Archbishop Bernardito C. Auza, the apostolic nuncio and permanent observer of the Holy See to the United Nations, hosted the April 27 ceremony.
“Pope Francis is bestowing the honor on Rabbi Arthur Schneier who has worked unceasingly to promote peace and mutual understanding, in the firm conviction that respect for fundamental human rights, including religious freedom, are indispensable values for all peoples of the world to enjoy peace, security and shared prosperity,” said the archbishop in a statement. “A Holocaust survivor, Rabbi Schneier has always held this conviction in his heart and made it a principle of life.”
The Vienna-born Rabbi Schneier, 85, survived the Holocaust in Budapest, Hungary, and arrived in the United States in 1947. Senior rabbi of the 125-year old Park East Synagogue since 1962, he founded the Appeal of Conscience Foundation in 1965.

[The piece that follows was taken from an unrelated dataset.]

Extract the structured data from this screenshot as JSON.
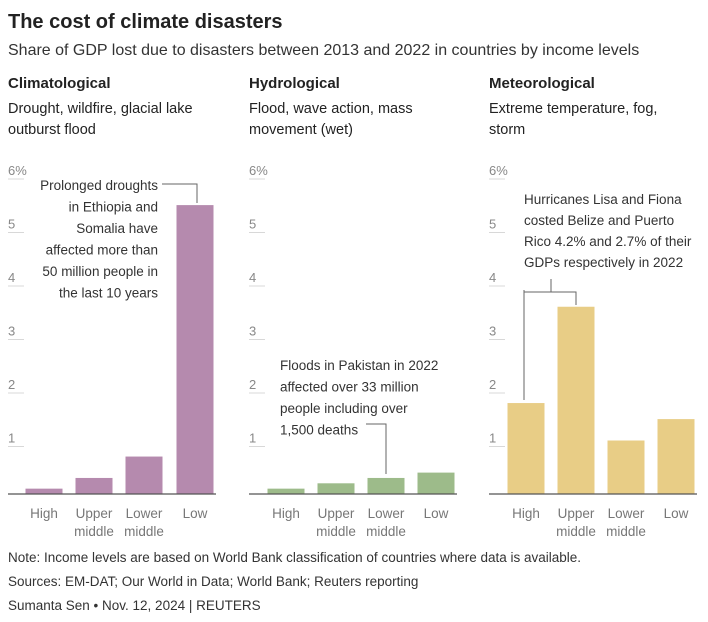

Rabbi Schneier, in a statement, noted that “the rare honor” Pope Francis bestowed upon him “marks the 50th anniversary of my meetings in the Vatican and the beginning of the cooperation between the Holy See and the Appeal of Conscience Foundation in helping advance religious freedom and human rights.”
“It is also the year that we celebrate the 50th anniversary of Nostra Aetate,” the landmark Vatican II document, which the rabbi called “a turning point in Catholic Jewish relations.”
Rabbi Schneier said, “The visit of St. Pope Paul John Paul II to the Rome synagogue, Pope Benedict XVI’s visit to synagogues in Europe as well as Park East Synagogue, the first papal visit to a synagogue in the United States, are historic events that have contributed to the evolving relationship between Catholic Church and the Jewish people. I am greatly honored to be recognized by His Holiness, a voice of conscience who has embraced humanity with his outreach, compassion, love and mercy to all of God’s children.”
Rabbi Schneier also stated, “As we remember the 70th anniversary of the end of WWII in Europe, sadly, the hope for a new world order of peace has not materialized. We face once again a volatile world in conflict with radical extremist having hijacked religion to legitimize their barbarism inflicted on religious minorities particularly, Christian minorities who are in the front line of persecution being oppressed, uprooted and decapitated.”
The ceremony was attended by former United States Secretary of State, Dr. Henry Kissinger; Rep. Carolyn Maloney, D-New York; former New York City Mayor David Dinkins; former New York City Police Commissioner Ray Kelly; Archbishop Demetrios of the Greek Orthodox Archdiocese of America; Archbishop Barsamian, of the Armenian Church of America; and a host of other Christian, Jewish and Muslim religious officials.